While reading it I came across the term "ADHD Paralysis" and the light bulb went off! This is exactly what I've been dealing with while being depressed it is 10xs worse!
I came across Dani Donovan's website with these comics that accurately reflects my experiences with ADHD. https://www.adhddd.com/comics/
So true! It is hard to explain how ADHD encompasses my entire being all day, everyday!
and this too, some days I'm invincible but other days my ADHD paralysis takes over and I get so little accomplished! When that happens I engage in a lot of negative self such as I'm lazy or a loser or worse. Then I start to compare myself to my peers thinking "what's wrong with me! If so and so can do things why can't I do them too?!?" It is a vicious cycle.
For a long time I felt like I was improving with my ADHD coping skills and my self esteem is better than it was but since Baba died my ADHD paralysis has been an all time high and made my depression a major depressive episode. So on top of my ADHD paralysis my depression zaps all of my energy reserves unless it is after 10 or 11pm! Suddenly I'll be wide awake when I need to go to bed!
I feel this is the worse mental state I've ever been in especially last month. My depression was so bad I would say 10 out of 10.
Right now it is probably an 8 or 9 out of 10 so yeah I'm not that much better.
Hopefully in 2 weeks after the semester ends and course grades submitted I will feel less stressed.
In other news, work with the exception of correcting and grading is going well.
My Sexy German has been wonderful to me and loves me even when I'm depressed and gives me cuddles and lots of encouragement. I am so happy we got back together a year ago. We hardly ever argue and yes he's still bipolar but when he's in a bad mood he will let me know it isn't me and if he's grumpy and short with me he'll say sorry. That wasn't something he did in the past, he would never apologize for anything especially when he hurt my feelings. I am glad we are in a better place and doing so well.

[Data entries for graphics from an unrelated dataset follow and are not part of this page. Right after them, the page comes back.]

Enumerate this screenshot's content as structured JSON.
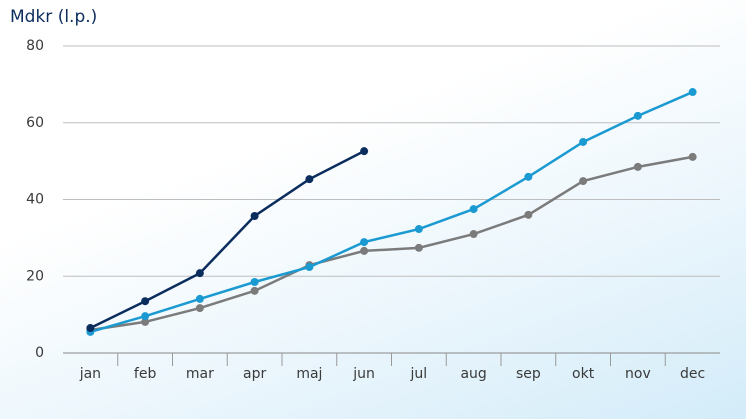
{
  "chart_data": {
    "type": "line",
    "title": "Mdkr (l.p.)",
    "categories": [
      "jan",
      "feb",
      "mar",
      "apr",
      "maj",
      "jun",
      "jul",
      "aug",
      "sep",
      "okt",
      "nov",
      "dec"
    ],
    "series": [
      {
        "color": "#7b7b7b",
        "values": [
          6.0,
          8.1,
          11.7,
          16.2,
          22.9,
          26.6,
          27.4,
          31.0,
          36.0,
          44.8,
          48.5,
          51.1
        ]
      },
      {
        "color": "#1b9ad2",
        "values": [
          5.5,
          9.6,
          14.1,
          18.5,
          22.4,
          28.9,
          32.3,
          37.5,
          45.9,
          55.0,
          61.8,
          68.0
        ]
      },
      {
        "color": "#0b2d5e",
        "values": [
          6.5,
          13.5,
          20.8,
          35.7,
          45.3,
          52.6,
          null,
          null,
          null,
          null,
          null,
          null
        ]
      }
    ],
    "ylim": [
      0,
      80
    ],
    "yticks": [
      0,
      20,
      40,
      60,
      80
    ],
    "grid": true
  }
}
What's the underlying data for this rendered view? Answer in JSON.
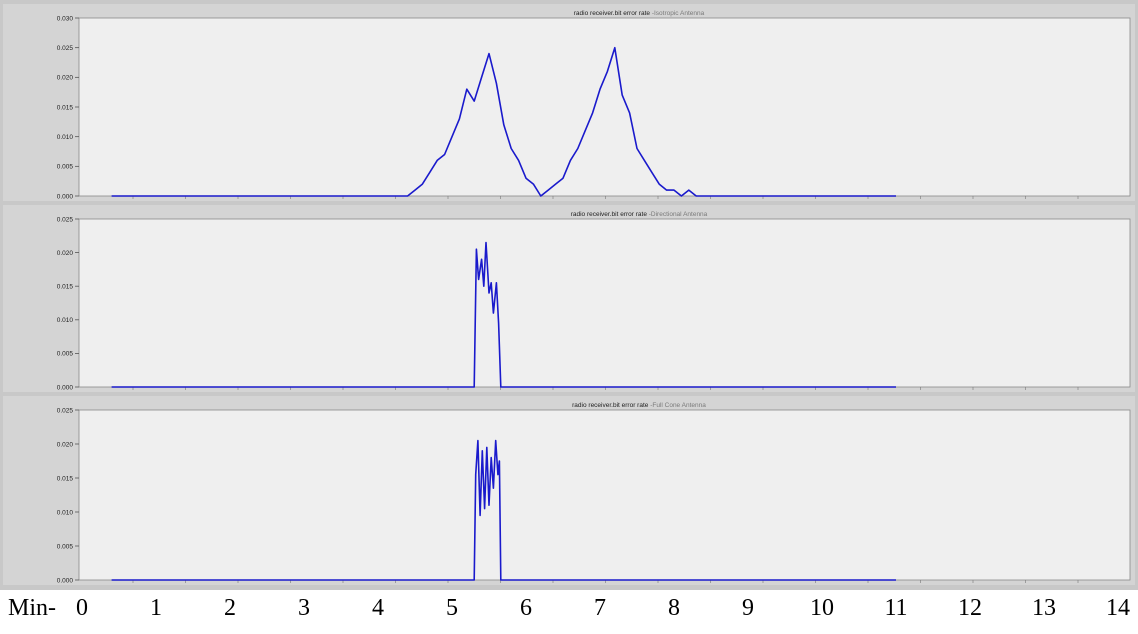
{
  "chart_data": [
    {
      "type": "line",
      "title_main": "radio receiver.bit error rate",
      "title_suffix": "-Isotropic Antenna",
      "y_ticks": [
        "0.000",
        "0.005",
        "0.010",
        "0.015",
        "0.020",
        "0.025",
        "0.030"
      ],
      "ylim": [
        0,
        0.03
      ],
      "xlim": [
        0,
        14
      ],
      "series": [
        {
          "color": "#1a1acc",
          "x": [
            0.4,
            4.4,
            4.5,
            4.6,
            4.7,
            4.8,
            4.9,
            5.0,
            5.1,
            5.2,
            5.3,
            5.4,
            5.5,
            5.6,
            5.7,
            5.8,
            5.9,
            6.0,
            6.1,
            6.2,
            6.3,
            6.4,
            6.5,
            6.6,
            6.7,
            6.8,
            6.9,
            7.0,
            7.1,
            7.2,
            7.3,
            7.4,
            7.5,
            7.6,
            7.7,
            7.8,
            7.9,
            8.0,
            8.1,
            8.2,
            8.3,
            11.0
          ],
          "y": [
            0.0,
            0.0,
            0.001,
            0.002,
            0.004,
            0.006,
            0.007,
            0.01,
            0.013,
            0.018,
            0.016,
            0.02,
            0.024,
            0.019,
            0.012,
            0.008,
            0.006,
            0.003,
            0.002,
            0.0,
            0.001,
            0.002,
            0.003,
            0.006,
            0.008,
            0.011,
            0.014,
            0.018,
            0.021,
            0.025,
            0.017,
            0.014,
            0.008,
            0.006,
            0.004,
            0.002,
            0.001,
            0.001,
            0.0,
            0.001,
            0.0,
            0.0
          ]
        }
      ]
    },
    {
      "type": "line",
      "title_main": "radio receiver.bit error rate",
      "title_suffix": "-Directional Antenna",
      "y_ticks": [
        "0.000",
        "0.005",
        "0.010",
        "0.015",
        "0.020",
        "0.025"
      ],
      "ylim": [
        0,
        0.025
      ],
      "xlim": [
        0,
        14
      ],
      "series": [
        {
          "color": "#1a1acc",
          "x": [
            0.4,
            5.3,
            5.33,
            5.36,
            5.4,
            5.43,
            5.46,
            5.5,
            5.53,
            5.56,
            5.6,
            5.63,
            5.66,
            11.0
          ],
          "y": [
            0.0,
            0.0,
            0.0205,
            0.016,
            0.019,
            0.015,
            0.0215,
            0.014,
            0.0155,
            0.011,
            0.0155,
            0.0095,
            0.0,
            0.0
          ]
        }
      ]
    },
    {
      "type": "line",
      "title_main": "radio receiver.bit error rate",
      "title_suffix": "-Full Cone  Antenna",
      "y_ticks": [
        "0.000",
        "0.005",
        "0.010",
        "0.015",
        "0.020",
        "0.025"
      ],
      "ylim": [
        0,
        0.025
      ],
      "xlim": [
        0,
        14
      ],
      "series": [
        {
          "color": "#1a1acc",
          "x": [
            0.4,
            5.3,
            5.32,
            5.35,
            5.38,
            5.41,
            5.44,
            5.47,
            5.5,
            5.53,
            5.56,
            5.59,
            5.62,
            5.64,
            5.66,
            11.0
          ],
          "y": [
            0.0,
            0.0,
            0.0155,
            0.0205,
            0.0095,
            0.019,
            0.0105,
            0.0195,
            0.011,
            0.018,
            0.0135,
            0.0205,
            0.0155,
            0.0175,
            0.0,
            0.0
          ]
        }
      ]
    }
  ],
  "x_axis": {
    "prefix": "Min-",
    "labels": [
      "0",
      "1",
      "2",
      "3",
      "4",
      "5",
      "6",
      "7",
      "8",
      "9",
      "10",
      "11",
      "12",
      "13",
      "14"
    ]
  }
}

As for friends, several have been regularly checking in on me. I am so loved. And while some days it feels like I'm just killing time till I can join my Mom and Baba again (I am not suicidal)! My friends, my Sweetheart and my aunt Nancy and uncle David make me feel less alone in the world. It is times like these I wish I had a brother or sister to be close with. Perhaps if I ever find out my real dad's identity maybe I have some half brothers or sisters? It sure would be nice!